I was listening to the BBC’s Start the Week podcast this morning, and their central guest was Amartya Sen, who was promoting his new book, The Idea of Justice. He talks in the show about how he departs from the traditional ways of discussing justice as a guiding ideal. Instead, justice is an understanding of the world as one lives in it. One sees justice and injustice in the order of the world around you, if only you pay attention. You could call it a concept of justice as imminent to the world, instead of a transcendent ideality.
This is especially intriguing to me, as the transcendent character of most approaches to justice is exactly what alienates me from them. Transcendent justice has that flavour of the absolutely perfect to which we mere mortals can never attain. Implicit within it is the devaluation of the world in which we live and the valorization of that which is not human, even though they are our ideas. It separates thought from action, dismissing action as mere empirical imperfection. Transcendent frameworks of ethical ideals I think contradicts the very point of ethics, which is worldly action.

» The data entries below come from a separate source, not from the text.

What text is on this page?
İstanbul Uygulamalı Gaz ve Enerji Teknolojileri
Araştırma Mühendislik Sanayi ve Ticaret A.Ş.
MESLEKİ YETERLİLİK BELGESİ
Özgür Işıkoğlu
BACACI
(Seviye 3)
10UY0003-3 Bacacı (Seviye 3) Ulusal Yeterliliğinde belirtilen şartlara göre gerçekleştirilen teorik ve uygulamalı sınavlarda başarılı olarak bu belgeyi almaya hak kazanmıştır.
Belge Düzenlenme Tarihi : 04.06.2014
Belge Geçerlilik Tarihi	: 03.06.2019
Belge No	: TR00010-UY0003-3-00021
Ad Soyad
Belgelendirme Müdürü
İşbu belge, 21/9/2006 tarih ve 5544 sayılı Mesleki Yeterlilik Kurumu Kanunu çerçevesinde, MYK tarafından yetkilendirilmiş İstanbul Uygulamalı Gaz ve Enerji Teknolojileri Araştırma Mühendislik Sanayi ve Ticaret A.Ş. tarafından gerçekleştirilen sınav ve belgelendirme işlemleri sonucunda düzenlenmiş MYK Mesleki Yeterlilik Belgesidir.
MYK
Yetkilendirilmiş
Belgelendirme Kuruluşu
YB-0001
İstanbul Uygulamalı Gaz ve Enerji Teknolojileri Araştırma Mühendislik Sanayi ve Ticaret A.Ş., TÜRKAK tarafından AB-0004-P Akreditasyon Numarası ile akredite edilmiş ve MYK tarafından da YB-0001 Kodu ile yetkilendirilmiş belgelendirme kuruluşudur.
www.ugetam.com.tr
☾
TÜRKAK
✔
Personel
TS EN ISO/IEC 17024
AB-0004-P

But Sen’s concept of justice as he articulated it on Start the Week was especially intriguing, and could very well revolutionize the way the philosophy of justice and ethics is done, if he achieves in it all that he claims to achieve. Of course, there will be some who don’t understand his concept of imminent justice, because they have become so used to thinking of justice as a transcendent ideal that their minds are closed to any approach that denies a premise so fundamental to them. Of course, that would seem, at this cursory stage, to be the very point of Sen’s concept of justice. You will only understand justice if you pay attention to the world and what the world can offer. If you persist in what you have learned and do not take seriously the novel or the strange which is present around you, then you will know nothing.